Four months ago, in the fall of 2003, doctors discovered a large, cancerous tumor, "advanced stages," in Kitty's pancreas. The tumor was too big, and it was too late. That's where hospice starts - with a decision to stop fighting for a cure.

"My doctor, David Goldstein, when he was talking to me and my daughters, suggested that I go to hospice because it was nothing that could be done," Kitty explains. "And I am so glad he did. Because I have seen where chemo has made people sicker than the ailment that they had, and they died anyway. My mother had radiation and it really burned her up. So I have had a productive life rather than be sick with my hair coming out and everything."

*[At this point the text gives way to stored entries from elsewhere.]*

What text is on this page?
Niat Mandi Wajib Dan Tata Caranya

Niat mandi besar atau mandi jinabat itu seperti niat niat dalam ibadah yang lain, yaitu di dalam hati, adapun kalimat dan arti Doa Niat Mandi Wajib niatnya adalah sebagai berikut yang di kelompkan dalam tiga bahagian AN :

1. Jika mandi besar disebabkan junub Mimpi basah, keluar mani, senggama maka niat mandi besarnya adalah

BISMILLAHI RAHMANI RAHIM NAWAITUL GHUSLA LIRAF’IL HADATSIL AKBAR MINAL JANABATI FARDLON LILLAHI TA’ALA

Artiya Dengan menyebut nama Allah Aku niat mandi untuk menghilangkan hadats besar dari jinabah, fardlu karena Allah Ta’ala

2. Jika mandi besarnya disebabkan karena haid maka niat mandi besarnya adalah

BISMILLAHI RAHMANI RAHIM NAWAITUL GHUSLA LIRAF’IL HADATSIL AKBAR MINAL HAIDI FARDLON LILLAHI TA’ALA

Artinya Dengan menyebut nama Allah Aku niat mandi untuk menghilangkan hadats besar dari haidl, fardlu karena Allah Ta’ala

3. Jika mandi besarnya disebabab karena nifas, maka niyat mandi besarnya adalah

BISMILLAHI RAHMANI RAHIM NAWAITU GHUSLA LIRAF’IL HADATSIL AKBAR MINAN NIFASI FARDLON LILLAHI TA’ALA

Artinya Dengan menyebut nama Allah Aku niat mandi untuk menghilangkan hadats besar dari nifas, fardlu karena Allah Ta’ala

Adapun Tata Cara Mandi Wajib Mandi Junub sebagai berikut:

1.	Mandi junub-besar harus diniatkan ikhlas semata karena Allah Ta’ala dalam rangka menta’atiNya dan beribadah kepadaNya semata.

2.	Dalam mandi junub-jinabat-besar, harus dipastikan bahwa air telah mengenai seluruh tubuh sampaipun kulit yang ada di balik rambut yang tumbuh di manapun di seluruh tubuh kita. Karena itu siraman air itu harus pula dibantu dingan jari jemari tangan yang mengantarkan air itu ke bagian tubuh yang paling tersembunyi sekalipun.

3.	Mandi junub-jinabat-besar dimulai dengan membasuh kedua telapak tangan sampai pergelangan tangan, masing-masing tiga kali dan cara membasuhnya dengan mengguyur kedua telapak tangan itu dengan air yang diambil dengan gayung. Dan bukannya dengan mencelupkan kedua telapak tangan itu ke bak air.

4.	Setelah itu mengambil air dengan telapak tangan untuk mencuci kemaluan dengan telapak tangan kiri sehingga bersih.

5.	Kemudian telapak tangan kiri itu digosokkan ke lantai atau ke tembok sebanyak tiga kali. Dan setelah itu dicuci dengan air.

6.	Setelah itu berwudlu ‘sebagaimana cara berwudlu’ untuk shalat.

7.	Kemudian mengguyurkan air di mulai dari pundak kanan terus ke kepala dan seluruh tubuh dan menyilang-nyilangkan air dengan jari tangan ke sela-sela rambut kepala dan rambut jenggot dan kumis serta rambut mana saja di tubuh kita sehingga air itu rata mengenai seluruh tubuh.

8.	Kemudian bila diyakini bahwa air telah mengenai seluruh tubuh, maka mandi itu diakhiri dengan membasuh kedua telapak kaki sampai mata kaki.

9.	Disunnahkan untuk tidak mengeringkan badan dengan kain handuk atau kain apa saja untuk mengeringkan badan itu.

In other words, that even though cancer is killing Kitty, she's not dying today, or spending her energy fighting for life. She's living. And, little by little, letting go.

"That's the hardest thing," Kitty says, sitting at a small table in her granddaughter's kitchen while the meal preparation happens around her. "When my kids were coming home, I'd always have the meals planned. So at Christmas time I had to turn everything over to them. Only two things, I made the dressing and the coleslaw. And I thought, 'Oh my God, it's going to be so hard on them, they won't be able to....' But they did the greatest job. You would not have believed that table. So I knew right then I didn't need to be in the kitchen anymore."

"Nobody can make your coleslaw, Mom," says Kitty's daughter, Teresa Harrison, from her spot near the stove.

"Or pound cake," adds granddaughter Sita. "Or stuffing."